主は ご自分の民を 平安をもって祝福される。生きていくにはさまざまな力が必要です。生命力、健康の力が必要です。精神力、気力も必要です。社会生活においては、人間関係の力、愛の力、経済力も必要でしょう。そして何よりも信仰の力が必要です。
力には持って生まれたものもあるでしょう。努力も必要かもしれません。運の力に恵まれるということもあるかもしれません。
聖書は、主が、私たち主を信じる者に力を与えてくださる、と語ります。私たちの信じる神さまは、私たちにさまざまな力を与えてくださるお方なのです。

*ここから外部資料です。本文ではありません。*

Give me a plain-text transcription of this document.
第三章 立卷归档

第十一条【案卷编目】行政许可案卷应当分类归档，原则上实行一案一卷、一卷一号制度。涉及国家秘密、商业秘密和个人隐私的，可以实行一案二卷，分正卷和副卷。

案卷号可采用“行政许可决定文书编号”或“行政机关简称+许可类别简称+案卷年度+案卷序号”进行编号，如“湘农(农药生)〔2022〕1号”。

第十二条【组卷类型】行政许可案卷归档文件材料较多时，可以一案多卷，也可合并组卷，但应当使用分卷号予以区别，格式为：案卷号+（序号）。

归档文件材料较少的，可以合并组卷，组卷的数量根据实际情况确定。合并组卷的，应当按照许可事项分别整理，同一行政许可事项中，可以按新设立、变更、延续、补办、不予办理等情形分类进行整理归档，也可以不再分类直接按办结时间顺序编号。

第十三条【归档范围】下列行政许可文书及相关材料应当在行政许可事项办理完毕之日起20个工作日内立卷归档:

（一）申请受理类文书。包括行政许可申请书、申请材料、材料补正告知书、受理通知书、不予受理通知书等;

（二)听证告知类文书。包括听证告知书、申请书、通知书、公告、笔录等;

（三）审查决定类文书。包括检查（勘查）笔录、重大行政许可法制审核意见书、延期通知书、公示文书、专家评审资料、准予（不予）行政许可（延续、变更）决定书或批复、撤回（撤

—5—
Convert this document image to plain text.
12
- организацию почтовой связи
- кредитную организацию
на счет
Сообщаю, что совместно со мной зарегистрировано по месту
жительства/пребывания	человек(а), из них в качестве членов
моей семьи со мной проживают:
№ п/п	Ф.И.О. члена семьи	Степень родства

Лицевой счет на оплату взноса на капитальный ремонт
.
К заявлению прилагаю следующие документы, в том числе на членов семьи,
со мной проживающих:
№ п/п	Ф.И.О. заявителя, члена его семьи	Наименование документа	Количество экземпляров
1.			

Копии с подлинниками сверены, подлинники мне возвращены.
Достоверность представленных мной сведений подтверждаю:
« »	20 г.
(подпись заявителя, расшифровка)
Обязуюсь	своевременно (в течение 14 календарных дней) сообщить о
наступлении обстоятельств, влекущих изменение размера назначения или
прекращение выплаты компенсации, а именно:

神さまが与えてくださる力によって私たちは祝福されます。私たちを祝福する力とは、なによりも「平安」の力だと思います。平安があるかないか。それは小さなことではありません。どんなに力に満ちていても、もし平安がないならば、祝福されているとは言えません。
平安とよく似た言葉に「平和」があります。平安は私の内に戦いのない状態、平和は私と誰か、あるいは何かとの関係において戦いのない状態です。平和がおびやかされると平安を失います。心の中に深い平安があるならば、多少平和が乱されても生きることができるかもしれません。逆に平和があっても心の中に平安がなければ生きる力を失います。平和と平安。不思議な関係の中にあります。